Newhouse Thinks Congress Will Avoid Government Shutdown In Fall
Congress is on vacation for August without having passed 12 major spending bills required to keep the government running.
The House passed one of the bills on party lines that has no chance of approval in the Senate, while the Senate hasn't passed any of the measures.
Washington 4th District Republican Congressman Dan Newhouse thinks the bills will reach the finish line, despite wrangling between the parties and within the GOP itself in the House.
"I still think that most people here do not want to see the government shutdown because we haven't been able to come to an agreement," said Newhouse. "I still have confidence that we will get the job done."

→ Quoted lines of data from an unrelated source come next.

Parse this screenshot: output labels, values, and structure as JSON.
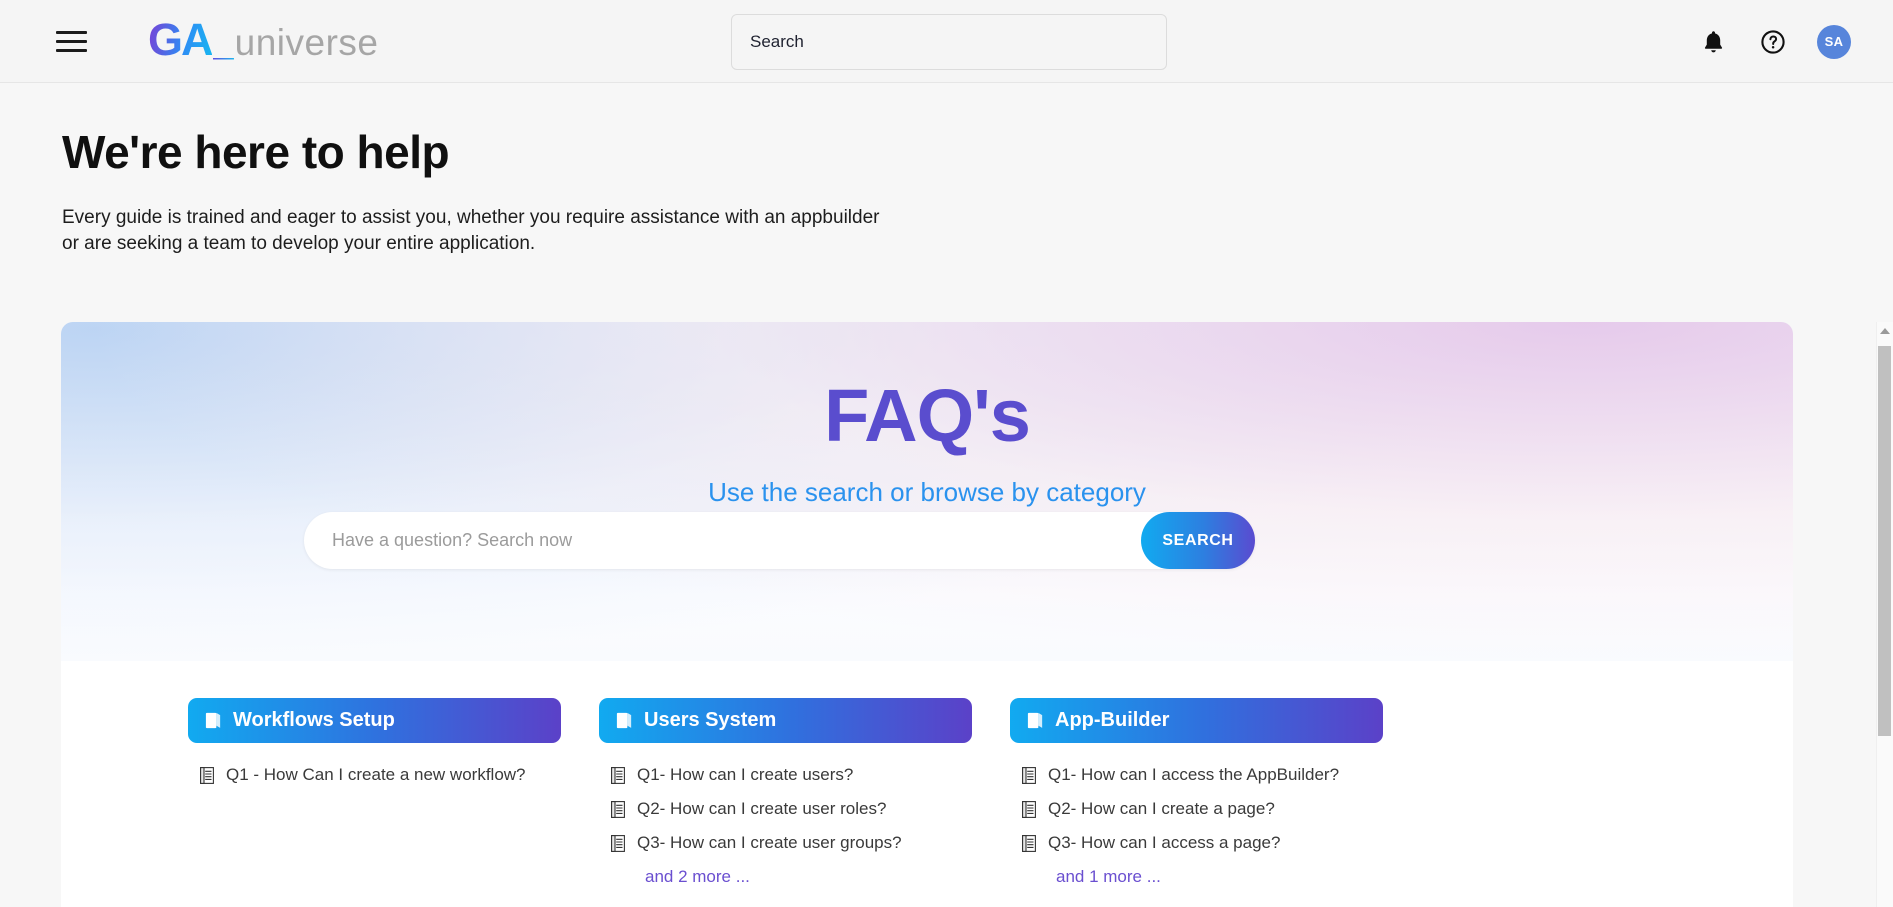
{
  "header": {
    "menu_icon": "hamburger-icon",
    "logo": {
      "mark": "GA",
      "underscore": "_",
      "word": "universe"
    },
    "search": {
      "value": "Search",
      "placeholder": "Search"
    },
    "notifications_icon": "bell-icon",
    "help_icon": "question-circle-icon",
    "avatar_initials": "SA"
  },
  "page": {
    "title": "We're here to help",
    "subtitle": "Every guide is trained and eager to assist you, whether you require assistance with an appbuilder or are seeking a team to develop your entire application."
  },
  "faq": {
    "title": "FAQ's",
    "subtitle": "Use the search or browse by category",
    "search_placeholder": "Have a question? Search now",
    "search_value": "",
    "search_button": "SEARCH",
    "categories": [
      {
        "name": "Workflows Setup",
        "icon": "book-icon",
        "questions": [
          "Q1 - How Can I create a new workflow?"
        ],
        "more_label": ""
      },
      {
        "name": "Users System",
        "icon": "book-icon",
        "questions": [
          "Q1- How can I create users?",
          "Q2- How can I create user roles?",
          "Q3- How can I create user groups?"
        ],
        "more_label": "and 2 more ..."
      },
      {
        "name": "App-Builder",
        "icon": "book-icon",
        "questions": [
          "Q1- How can I access the AppBuilder?",
          "Q2- How can I create a page?",
          "Q3- How can I access a page?"
        ],
        "more_label": "and 1 more ..."
      }
    ]
  },
  "colors": {
    "faq_title": "#5a4dce",
    "faq_subtitle": "#2a92ee",
    "accent_blue": "#11aaf0",
    "accent_purple": "#5b41c8",
    "avatar_bg": "#5785db",
    "more_link": "#6a4fd0"
  }
}
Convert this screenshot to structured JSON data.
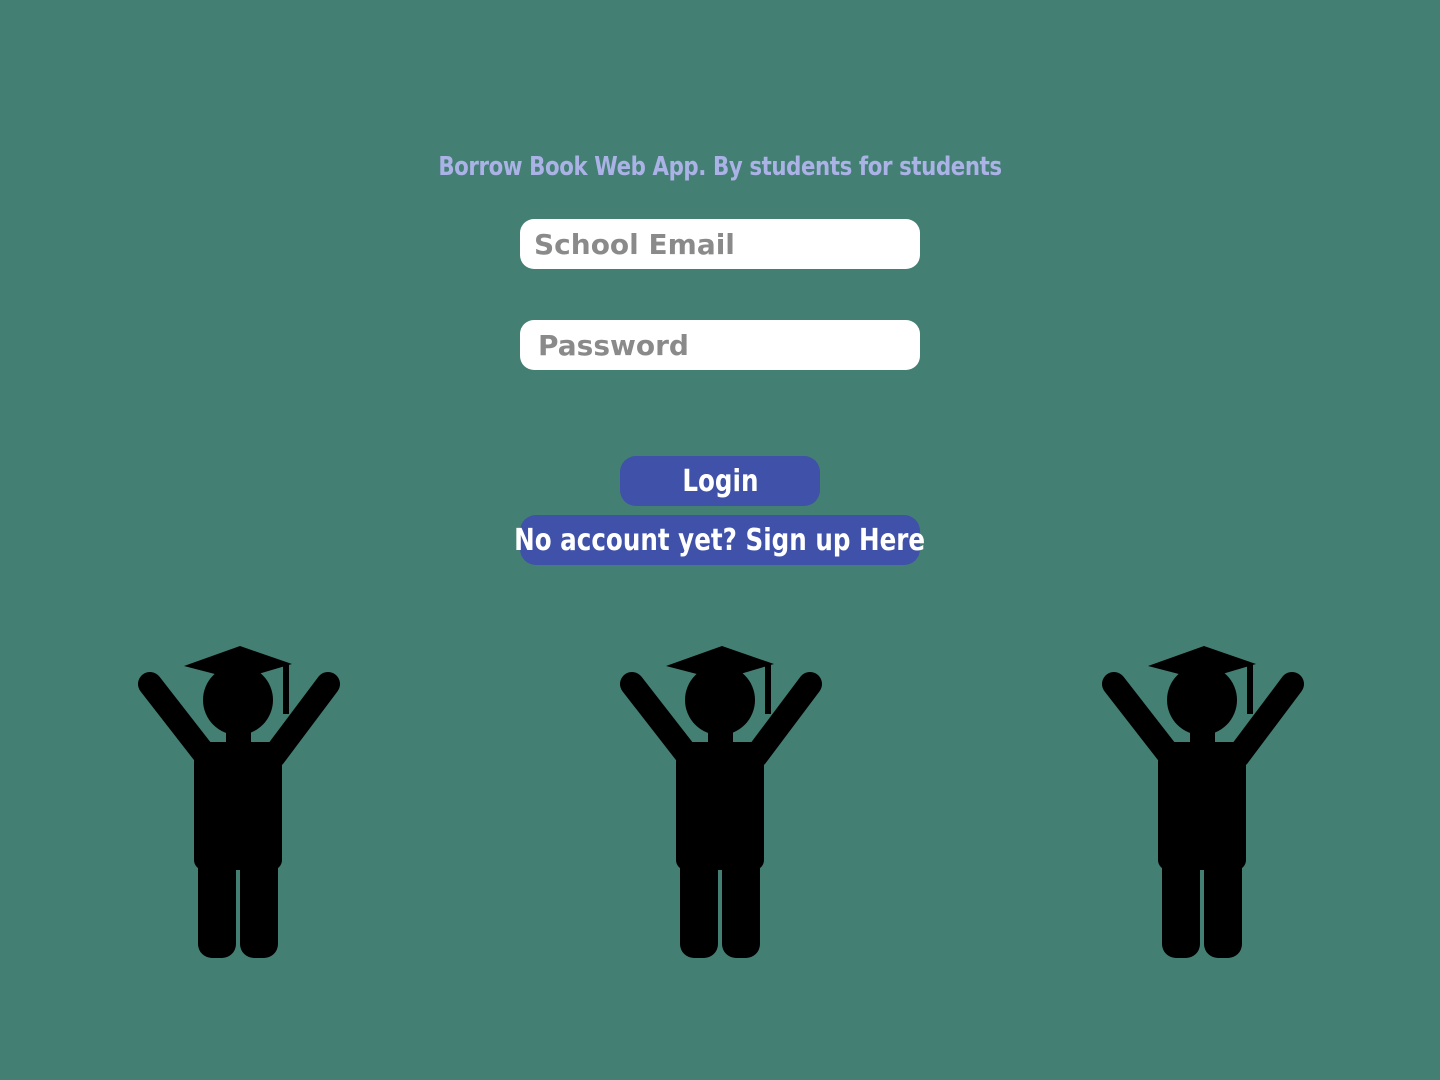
{
  "header": {
    "tagline": "Borrow Book Web App. By students for students"
  },
  "form": {
    "email_placeholder": "School Email",
    "password_placeholder": "Password",
    "login_label": "Login",
    "signup_label": "No account yet? Sign up Here"
  },
  "illustration": {
    "figures": [
      "graduate-student-icon",
      "graduate-student-icon",
      "graduate-student-icon"
    ]
  },
  "colors": {
    "background": "#447f74",
    "tagline": "#aab2e6",
    "button": "#3f51a8",
    "button_text": "#ffffff",
    "field_bg": "#ffffff",
    "placeholder": "#8a8a8a",
    "figure": "#000000"
  }
}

Those spending bills as well as the Farm Bill and a measure to reauthorize the FAA all have a deadline of September 30th for approval.
However, Newhouse doesn't think Congress can pass all of them that time frame time.

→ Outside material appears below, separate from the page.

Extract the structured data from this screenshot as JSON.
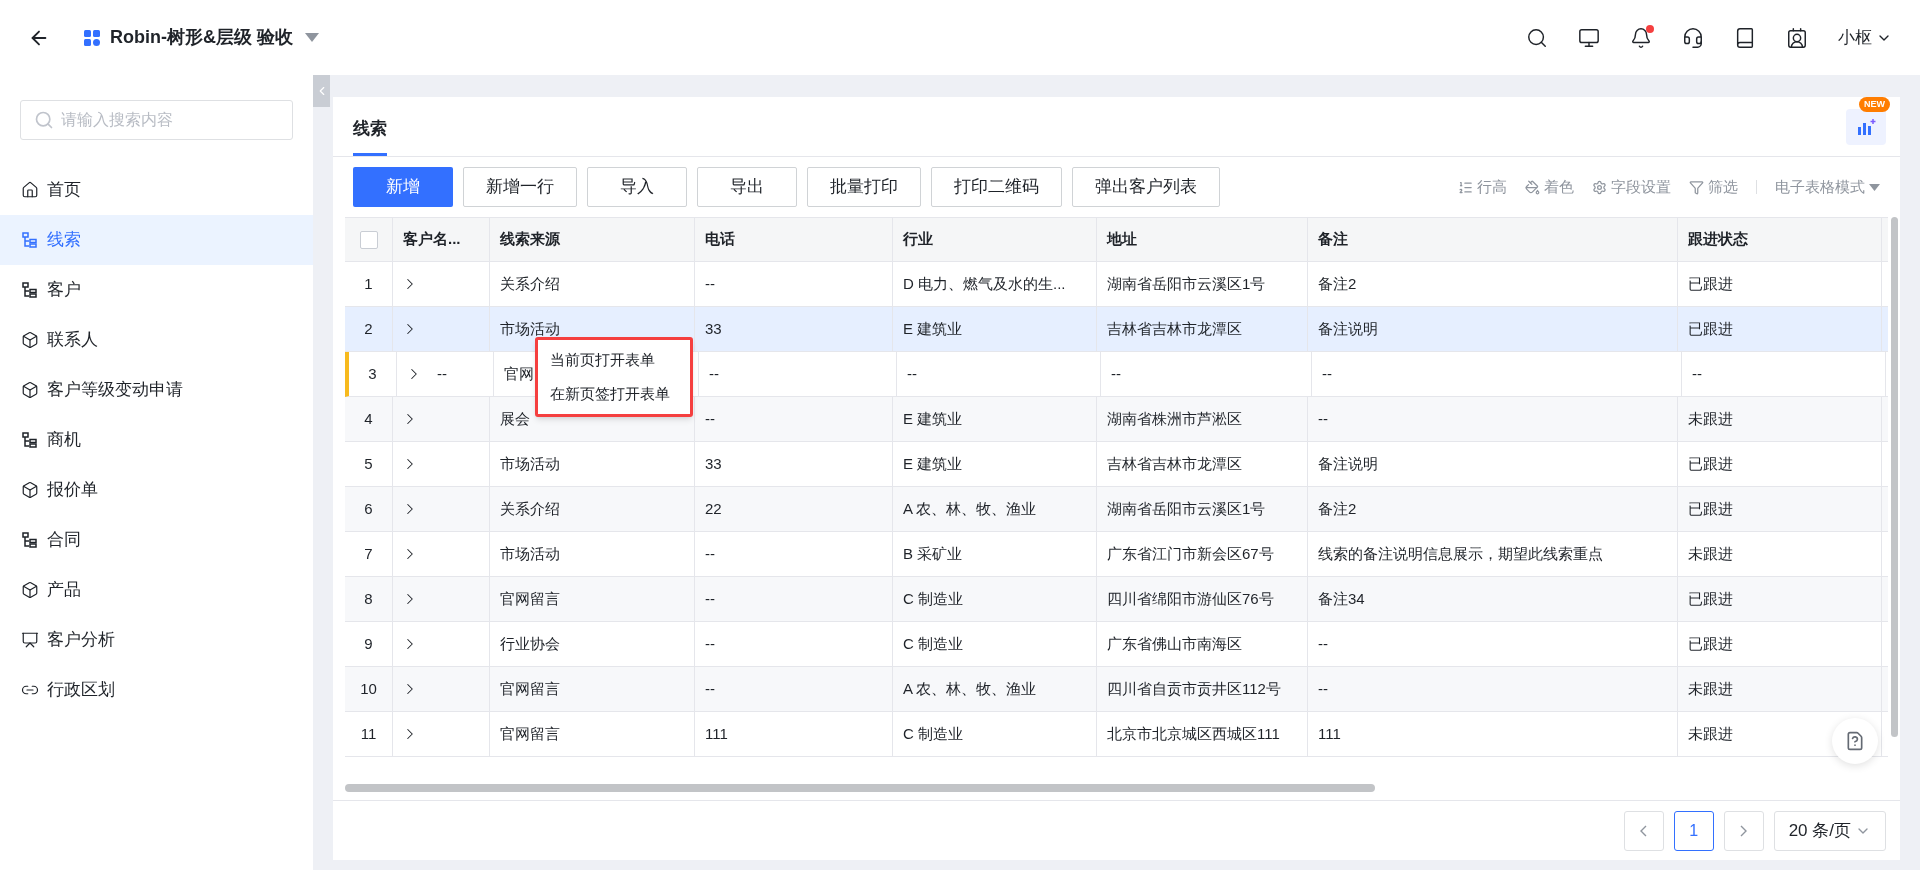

"My guess is that some of those things are going to require a short-term extension to allow us to have the time necessary to get them finished."
Newhouse thinks an extension known as a "continuing resolution" will be needed, so that all the required bills can be approved by the end of the year.
The one spending measure approved by the House is the Military Construction Veterans Affairs bill.
It's normally a bipartisan bill, but passed the House by a tight 219-211 vote, with every Democrat and two Republicans voting against it.
Republicans also put off a vote on the agriculture spending bill until September because of internal disagreement within the GOP conference.
Newhouse noted the agriculture bill covers the Food and Drug Administration, where there's disagreement on whether to reverse current FDA policy for the abortion pill mifepristone to be sent out through the mail.
The conservative House Freedom Caucus members want the policy scrapped and want more funding cuts in the Ag bill.
About a dozen moderate GOP members are objecting to any changes to the mifepristone policy.
Both the House and Senate return to Washington in mid September.